Altri lotti nel limbo amministrativo
La situazione appare complessa anche per altri affidamenti. I lotti 13 e 14 risultavano in scadenza il 1° luglio, il lotto 9 il 10 luglio, il lotto 3 il 1° agosto, il lotto 15 il 10 agosto, mentre i lotti 2 e 10 sono arrivati a scadenza il 1° settembre.
A questi si aggiungono il lotto 7, con termine fissato al 4 settembre, e il lotto 1, in scadenza il 18 settembre. Un quadro che, secondo Odierna, dimostrerebbe la necessità di superare soluzioni temporanee e atti adottati a ridosso, o addirittura dopo, le scadenze.
“La continuità del 118 non può essere affidata a proroghe tardive, convenzioni-ponte e soluzioni tampone”, sostiene il consigliere regionale, chiedendo alla Regione di chiarire quale sia la reale situazione e quando sarà bandita la nuova gara.

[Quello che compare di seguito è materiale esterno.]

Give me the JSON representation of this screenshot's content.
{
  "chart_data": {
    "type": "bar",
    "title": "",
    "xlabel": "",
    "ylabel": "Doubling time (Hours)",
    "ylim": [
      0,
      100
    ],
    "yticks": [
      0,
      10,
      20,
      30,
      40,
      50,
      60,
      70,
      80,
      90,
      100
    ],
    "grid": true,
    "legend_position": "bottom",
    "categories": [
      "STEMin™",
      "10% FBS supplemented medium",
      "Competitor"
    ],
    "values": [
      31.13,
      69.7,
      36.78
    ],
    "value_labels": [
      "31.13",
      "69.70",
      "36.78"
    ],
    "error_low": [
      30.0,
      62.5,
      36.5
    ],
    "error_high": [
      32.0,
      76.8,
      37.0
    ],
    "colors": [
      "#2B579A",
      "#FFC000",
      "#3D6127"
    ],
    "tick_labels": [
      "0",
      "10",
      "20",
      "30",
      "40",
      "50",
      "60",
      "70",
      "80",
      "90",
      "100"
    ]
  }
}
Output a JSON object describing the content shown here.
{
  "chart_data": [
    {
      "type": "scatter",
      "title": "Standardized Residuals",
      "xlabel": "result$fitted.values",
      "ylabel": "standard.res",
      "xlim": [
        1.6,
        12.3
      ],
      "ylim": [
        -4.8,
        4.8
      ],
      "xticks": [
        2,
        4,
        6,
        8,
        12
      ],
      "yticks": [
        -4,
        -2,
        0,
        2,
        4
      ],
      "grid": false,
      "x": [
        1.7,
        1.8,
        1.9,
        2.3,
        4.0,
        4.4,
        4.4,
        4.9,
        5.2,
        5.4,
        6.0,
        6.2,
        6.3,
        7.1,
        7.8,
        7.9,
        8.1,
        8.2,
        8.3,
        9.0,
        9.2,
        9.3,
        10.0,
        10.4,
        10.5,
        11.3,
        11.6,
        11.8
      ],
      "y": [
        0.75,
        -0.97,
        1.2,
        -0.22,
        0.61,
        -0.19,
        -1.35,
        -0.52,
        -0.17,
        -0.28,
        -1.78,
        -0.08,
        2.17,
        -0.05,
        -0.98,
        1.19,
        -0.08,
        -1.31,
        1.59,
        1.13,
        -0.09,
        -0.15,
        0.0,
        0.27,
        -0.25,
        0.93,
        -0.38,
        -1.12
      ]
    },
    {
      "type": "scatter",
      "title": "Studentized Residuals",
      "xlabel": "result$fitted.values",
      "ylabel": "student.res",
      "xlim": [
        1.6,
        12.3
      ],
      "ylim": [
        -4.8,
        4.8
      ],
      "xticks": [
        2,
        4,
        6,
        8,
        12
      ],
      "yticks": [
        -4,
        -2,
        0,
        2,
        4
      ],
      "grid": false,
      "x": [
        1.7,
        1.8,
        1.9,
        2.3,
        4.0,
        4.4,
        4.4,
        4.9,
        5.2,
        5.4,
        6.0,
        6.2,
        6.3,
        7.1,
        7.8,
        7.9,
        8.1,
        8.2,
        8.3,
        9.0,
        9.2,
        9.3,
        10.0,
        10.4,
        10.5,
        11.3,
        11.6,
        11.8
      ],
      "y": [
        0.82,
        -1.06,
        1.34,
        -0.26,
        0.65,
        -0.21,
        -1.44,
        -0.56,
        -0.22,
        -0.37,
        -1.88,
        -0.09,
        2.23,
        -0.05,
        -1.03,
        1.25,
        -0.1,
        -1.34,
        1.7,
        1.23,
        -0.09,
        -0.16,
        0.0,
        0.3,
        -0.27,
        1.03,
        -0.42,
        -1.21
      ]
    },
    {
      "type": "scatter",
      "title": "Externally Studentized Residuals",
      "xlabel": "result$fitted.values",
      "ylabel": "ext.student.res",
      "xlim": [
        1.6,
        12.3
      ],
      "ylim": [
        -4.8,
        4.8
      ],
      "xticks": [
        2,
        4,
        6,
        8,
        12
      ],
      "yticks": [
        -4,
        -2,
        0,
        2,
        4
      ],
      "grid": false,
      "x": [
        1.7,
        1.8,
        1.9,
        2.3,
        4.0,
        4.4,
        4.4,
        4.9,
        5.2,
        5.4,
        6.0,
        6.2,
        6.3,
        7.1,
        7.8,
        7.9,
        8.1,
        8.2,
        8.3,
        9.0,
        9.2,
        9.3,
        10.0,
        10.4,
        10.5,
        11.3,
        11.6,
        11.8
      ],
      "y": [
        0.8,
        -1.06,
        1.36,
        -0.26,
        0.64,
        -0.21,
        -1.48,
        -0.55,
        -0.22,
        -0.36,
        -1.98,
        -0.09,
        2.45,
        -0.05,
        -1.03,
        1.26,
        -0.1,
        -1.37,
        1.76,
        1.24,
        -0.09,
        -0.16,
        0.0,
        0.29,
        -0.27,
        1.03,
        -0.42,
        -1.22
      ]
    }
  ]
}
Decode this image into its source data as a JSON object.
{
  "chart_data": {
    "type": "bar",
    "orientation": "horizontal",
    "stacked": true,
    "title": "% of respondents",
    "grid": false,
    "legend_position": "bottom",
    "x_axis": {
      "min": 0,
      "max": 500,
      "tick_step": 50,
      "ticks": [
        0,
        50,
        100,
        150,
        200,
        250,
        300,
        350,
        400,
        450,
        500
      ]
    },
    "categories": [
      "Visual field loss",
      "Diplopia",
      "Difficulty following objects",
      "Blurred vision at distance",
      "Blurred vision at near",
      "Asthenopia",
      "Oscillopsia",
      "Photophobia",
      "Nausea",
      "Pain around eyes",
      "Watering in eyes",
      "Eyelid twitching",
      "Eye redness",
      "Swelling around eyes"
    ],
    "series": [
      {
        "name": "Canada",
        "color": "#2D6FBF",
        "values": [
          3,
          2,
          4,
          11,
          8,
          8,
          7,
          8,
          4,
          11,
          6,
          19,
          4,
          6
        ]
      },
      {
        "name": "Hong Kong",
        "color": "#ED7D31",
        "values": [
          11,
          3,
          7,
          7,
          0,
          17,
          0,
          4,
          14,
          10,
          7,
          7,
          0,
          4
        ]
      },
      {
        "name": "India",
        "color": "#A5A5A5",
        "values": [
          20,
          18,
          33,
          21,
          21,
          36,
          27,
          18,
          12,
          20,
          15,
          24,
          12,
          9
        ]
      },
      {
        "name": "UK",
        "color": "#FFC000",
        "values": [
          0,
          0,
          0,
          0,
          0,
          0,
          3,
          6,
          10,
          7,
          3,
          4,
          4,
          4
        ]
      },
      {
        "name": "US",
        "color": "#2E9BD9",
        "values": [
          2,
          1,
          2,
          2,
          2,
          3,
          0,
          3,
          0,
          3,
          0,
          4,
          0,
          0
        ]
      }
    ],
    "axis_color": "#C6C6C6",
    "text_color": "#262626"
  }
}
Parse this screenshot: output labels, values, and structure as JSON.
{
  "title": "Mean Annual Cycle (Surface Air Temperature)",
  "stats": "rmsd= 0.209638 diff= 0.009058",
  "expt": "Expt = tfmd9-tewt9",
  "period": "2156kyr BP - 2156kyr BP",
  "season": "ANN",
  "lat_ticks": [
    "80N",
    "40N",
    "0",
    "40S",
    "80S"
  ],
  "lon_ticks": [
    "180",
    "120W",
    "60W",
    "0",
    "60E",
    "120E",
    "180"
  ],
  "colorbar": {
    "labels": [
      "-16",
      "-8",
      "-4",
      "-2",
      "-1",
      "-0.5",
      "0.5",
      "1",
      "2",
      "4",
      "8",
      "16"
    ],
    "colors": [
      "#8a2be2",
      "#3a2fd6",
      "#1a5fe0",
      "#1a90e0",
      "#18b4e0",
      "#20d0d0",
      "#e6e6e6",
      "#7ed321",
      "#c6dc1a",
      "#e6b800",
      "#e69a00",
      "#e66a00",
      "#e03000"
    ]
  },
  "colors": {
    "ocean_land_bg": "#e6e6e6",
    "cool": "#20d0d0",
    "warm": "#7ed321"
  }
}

La nuova procedura non ancora avviata
Uno dei punti centrali dell’interrogazione riguarda proprio la nuova gara. A oltre tre anni dall’aggiudicazione del 2022, la procedura successiva non sarebbe stata ancora indetta.
La delibera dell’Asl del 14 luglio, secondo quanto riportato, si limiterebbe a indicare che il capitolato d’appalto è ancora in fase di predisposizione, demandando il lavoro alla struttura competente.
Per Odierna, questo rappresenta il nodo più delicato: senza una programmazione chiara, il rischio è quello di continuare a procedere attraverso rinnovi, proroghe e affidamenti provvisori, con inevitabili ricadute sulla stabilità del servizio.
Il caso del lotto 12 nel Cilento
Particolare attenzione viene dedicata anche al lotto 12, che riguarda l’area del Cilento. Secondo la ricostruzione, questo lotto non sarebbe mai stato aggiudicato in via definitiva e il servizio proseguirebbe dal 2020 attraverso convenzioni-ponte prorogate fino all’aggiudicazione.
Una nuova procedura, avviata nel 2024, si sarebbe poi fermata dopo l’esclusione, nel novembre 2025, dell’unico raggruppamento temporaneo di imprese partecipante.
Nel frattempo, anche le postazioni estive di Acciaroli e Casal Velino sarebbero state sbloccate soltanto nel luglio 2026 con un affidamento d’urgenza.
Medici sulle ambulanze e rinnovi a breve termine
Nel quadro segnalato da Odierna rientra anche la situazione dei medici impiegati sulle ambulanze. Gli incarichi di lavoro autonomo continuerebbero infatti a essere rinnovati per periodi brevi, spesso di tre mesi in tre mesi.
Una condizione che, secondo il consigliere regionale, contribuisce ad alimentare precarietà organizzativa in un settore in cui la stabilità dovrebbe rappresentare una priorità.
Odierna aveva già presentato una precedente interrogazione scritta il 15 giugno, rimasta senza risposta. Ora il caso approda nuovamente in Consiglio regionale attraverso il question time, con la richiesta di indicazioni precise sui tempi della nuova gara e sulla tenuta complessiva del sistema di emergenza-urgenza in provincia di Salerno.